Comment by helpfulclippy

4 years ago

With FOSTA/SESTA, Congress found what appears to be a highly effective 1st/4th amendment bypass: companies do not receive section 230 immunity for “sex trafficking” material. The government doesn’t say “thou shalt delete,” it just makes companies civilly liable for whatever happens on their platforms, which could be a death sentence at their scale. This has been overwhelmingly effective at censoring anything that even looks like sex work, no matter how consensual. If the intent was to continue protecting human trafficking cartels from modern competition while proving a viable means of censorship, it has been overwhelmingly effective.

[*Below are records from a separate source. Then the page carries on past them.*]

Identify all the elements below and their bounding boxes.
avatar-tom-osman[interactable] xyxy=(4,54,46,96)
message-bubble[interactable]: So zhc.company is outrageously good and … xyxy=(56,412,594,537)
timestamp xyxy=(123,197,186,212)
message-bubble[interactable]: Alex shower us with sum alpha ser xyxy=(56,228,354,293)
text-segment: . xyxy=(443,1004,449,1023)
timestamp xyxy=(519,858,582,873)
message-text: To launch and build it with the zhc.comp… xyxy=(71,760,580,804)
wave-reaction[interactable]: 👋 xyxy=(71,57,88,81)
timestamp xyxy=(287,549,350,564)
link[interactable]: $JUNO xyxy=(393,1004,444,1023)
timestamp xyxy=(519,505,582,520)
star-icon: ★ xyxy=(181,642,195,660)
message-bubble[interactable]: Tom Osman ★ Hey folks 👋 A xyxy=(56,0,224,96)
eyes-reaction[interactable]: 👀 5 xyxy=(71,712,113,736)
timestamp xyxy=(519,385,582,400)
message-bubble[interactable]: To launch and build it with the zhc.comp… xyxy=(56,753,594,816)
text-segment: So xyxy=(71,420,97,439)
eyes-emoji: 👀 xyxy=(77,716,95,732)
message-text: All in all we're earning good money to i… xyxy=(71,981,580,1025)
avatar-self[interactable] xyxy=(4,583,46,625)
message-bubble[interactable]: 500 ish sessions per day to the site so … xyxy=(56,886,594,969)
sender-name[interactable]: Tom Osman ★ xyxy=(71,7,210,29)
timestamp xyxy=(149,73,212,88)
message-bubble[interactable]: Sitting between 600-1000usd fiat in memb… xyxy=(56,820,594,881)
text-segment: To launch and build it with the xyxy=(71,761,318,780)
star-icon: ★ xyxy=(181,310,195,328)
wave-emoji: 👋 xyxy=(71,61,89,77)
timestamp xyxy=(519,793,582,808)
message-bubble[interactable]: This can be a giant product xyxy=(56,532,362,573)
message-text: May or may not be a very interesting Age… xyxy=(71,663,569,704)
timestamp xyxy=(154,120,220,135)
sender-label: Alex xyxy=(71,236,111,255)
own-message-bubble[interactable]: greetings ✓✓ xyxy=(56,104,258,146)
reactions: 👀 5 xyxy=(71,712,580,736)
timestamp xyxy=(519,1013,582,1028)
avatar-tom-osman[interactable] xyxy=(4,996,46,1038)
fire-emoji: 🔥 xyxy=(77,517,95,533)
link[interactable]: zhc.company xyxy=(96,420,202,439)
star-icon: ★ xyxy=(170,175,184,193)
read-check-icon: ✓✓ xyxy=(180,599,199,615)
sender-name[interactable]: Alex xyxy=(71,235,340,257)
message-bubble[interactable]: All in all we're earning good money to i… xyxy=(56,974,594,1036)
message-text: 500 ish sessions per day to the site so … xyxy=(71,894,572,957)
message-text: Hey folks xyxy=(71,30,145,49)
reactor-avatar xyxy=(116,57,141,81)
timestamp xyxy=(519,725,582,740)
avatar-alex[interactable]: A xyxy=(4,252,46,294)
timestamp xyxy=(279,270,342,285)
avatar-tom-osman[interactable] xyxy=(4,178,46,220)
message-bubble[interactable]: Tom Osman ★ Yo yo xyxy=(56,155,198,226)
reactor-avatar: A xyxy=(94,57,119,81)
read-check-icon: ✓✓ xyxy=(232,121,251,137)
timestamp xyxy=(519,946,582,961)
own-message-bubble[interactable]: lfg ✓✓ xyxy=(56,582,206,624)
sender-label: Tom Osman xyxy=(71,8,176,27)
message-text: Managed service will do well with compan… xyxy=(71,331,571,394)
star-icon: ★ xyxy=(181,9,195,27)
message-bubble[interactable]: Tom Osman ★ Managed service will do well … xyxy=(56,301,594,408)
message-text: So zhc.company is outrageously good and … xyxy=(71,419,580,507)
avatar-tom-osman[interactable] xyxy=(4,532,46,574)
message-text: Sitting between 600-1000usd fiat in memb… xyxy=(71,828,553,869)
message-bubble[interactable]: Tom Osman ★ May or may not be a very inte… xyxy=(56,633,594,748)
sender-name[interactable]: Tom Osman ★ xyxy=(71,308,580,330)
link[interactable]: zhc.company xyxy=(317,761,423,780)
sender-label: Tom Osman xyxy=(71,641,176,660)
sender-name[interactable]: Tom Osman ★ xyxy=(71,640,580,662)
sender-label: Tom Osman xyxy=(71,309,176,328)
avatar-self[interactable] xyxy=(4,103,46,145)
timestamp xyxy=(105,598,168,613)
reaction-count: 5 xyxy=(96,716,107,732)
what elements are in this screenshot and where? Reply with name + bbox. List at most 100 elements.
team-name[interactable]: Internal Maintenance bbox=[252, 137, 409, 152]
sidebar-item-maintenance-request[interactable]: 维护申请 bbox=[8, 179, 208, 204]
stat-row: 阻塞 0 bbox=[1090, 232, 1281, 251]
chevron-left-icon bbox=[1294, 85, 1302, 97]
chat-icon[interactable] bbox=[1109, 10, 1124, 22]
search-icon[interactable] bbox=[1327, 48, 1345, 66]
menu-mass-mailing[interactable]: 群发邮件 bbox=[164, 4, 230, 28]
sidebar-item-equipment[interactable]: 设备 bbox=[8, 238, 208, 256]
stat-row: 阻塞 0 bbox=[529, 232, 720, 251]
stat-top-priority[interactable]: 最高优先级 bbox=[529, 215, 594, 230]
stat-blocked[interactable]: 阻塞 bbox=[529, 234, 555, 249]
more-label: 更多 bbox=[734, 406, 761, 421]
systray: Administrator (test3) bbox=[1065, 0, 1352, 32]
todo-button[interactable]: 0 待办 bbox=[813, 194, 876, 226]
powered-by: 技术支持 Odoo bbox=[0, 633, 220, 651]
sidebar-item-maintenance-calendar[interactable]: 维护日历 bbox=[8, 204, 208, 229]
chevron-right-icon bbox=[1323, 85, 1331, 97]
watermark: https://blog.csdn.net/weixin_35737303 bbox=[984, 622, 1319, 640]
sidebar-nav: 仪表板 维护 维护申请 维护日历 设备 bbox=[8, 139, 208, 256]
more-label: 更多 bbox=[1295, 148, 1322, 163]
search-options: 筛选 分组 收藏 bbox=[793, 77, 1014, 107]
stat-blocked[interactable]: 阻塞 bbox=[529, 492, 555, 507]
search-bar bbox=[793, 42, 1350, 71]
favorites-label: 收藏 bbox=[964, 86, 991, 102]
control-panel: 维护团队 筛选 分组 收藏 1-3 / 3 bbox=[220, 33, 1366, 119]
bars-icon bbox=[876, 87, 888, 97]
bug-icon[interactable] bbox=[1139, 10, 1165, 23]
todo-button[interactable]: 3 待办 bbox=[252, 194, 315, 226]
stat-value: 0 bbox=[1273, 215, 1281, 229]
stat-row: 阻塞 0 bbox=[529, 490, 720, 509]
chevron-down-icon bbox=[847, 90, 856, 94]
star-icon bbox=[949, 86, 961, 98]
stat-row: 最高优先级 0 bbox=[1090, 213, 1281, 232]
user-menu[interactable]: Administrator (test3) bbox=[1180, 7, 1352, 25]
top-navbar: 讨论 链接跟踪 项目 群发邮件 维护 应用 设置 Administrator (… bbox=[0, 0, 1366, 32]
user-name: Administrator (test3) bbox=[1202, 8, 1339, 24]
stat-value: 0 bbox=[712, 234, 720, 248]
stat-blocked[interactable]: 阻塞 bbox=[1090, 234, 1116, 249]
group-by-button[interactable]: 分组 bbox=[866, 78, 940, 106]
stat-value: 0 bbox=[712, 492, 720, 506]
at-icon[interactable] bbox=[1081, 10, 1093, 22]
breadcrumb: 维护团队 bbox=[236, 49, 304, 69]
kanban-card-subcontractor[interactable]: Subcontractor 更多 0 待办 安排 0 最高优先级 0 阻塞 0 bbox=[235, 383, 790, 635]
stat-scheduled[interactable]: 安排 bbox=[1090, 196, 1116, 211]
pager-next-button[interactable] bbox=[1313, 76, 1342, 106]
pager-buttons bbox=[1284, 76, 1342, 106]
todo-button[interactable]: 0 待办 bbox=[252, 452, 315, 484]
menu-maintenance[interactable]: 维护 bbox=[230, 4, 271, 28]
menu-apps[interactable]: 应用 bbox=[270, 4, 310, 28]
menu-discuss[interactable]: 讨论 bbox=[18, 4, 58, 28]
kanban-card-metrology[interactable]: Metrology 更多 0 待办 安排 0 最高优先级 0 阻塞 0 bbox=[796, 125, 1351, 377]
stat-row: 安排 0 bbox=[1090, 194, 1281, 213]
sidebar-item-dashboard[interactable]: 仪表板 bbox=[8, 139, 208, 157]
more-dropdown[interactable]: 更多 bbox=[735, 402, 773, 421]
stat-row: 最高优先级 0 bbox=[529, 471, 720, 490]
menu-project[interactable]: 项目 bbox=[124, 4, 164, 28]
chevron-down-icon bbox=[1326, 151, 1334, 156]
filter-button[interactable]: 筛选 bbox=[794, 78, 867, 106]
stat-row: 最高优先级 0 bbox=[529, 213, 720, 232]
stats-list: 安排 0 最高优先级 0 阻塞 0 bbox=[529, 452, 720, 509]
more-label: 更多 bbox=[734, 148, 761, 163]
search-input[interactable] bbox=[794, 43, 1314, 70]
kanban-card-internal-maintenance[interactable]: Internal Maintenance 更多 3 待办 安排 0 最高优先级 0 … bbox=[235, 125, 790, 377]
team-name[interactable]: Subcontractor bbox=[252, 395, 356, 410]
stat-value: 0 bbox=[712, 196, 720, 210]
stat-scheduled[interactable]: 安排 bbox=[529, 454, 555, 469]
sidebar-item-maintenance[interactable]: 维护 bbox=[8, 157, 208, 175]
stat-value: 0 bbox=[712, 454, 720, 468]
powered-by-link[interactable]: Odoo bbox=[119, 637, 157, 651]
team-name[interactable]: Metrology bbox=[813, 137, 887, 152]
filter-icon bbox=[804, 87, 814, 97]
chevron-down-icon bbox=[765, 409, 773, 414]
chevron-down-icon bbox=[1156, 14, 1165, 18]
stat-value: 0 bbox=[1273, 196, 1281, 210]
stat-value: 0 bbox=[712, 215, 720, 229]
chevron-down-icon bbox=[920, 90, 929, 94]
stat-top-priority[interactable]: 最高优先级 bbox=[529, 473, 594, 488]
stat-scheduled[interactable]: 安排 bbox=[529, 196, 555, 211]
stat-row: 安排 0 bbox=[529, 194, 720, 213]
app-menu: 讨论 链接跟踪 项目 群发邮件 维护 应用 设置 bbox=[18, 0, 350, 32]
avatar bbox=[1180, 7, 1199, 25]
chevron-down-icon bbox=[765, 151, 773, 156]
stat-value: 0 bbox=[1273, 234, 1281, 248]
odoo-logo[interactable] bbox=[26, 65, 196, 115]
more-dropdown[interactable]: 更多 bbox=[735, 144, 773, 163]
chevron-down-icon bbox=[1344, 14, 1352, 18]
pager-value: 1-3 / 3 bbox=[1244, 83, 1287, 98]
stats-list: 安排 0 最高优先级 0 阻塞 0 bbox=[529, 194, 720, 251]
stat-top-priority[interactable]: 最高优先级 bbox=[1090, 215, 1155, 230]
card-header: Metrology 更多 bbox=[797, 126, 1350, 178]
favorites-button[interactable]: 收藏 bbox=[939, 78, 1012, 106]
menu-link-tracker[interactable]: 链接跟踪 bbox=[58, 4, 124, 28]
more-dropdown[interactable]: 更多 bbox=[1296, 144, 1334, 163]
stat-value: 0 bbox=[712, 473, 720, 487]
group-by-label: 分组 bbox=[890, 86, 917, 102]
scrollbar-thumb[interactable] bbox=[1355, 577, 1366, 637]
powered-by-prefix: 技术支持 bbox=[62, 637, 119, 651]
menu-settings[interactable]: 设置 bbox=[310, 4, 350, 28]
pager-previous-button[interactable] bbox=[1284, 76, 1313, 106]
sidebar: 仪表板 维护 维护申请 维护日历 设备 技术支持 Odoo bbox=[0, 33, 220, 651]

EARN IT threatens to expand this to CSAM. Meanwhile, anti-CSAM legislation continues to develop in other jurisdictions, and being global entities big tech companies are exposed to that risk. Hence why Apple published explicit plans to actively scan (albeit locally on-device and with creative use of cryptography to soften the blow) for CSAM on their devices, and integrate with NCMEC. They’ve shelved this for now, but made it clear that they’re not done with this concept.

Big tech dreads the loss of their liability shield, and these measures are an attempt to stay ahead of the policymakers. It’s not as free a choice as it may appear, and the federal government does not appear restrained by the constitution here.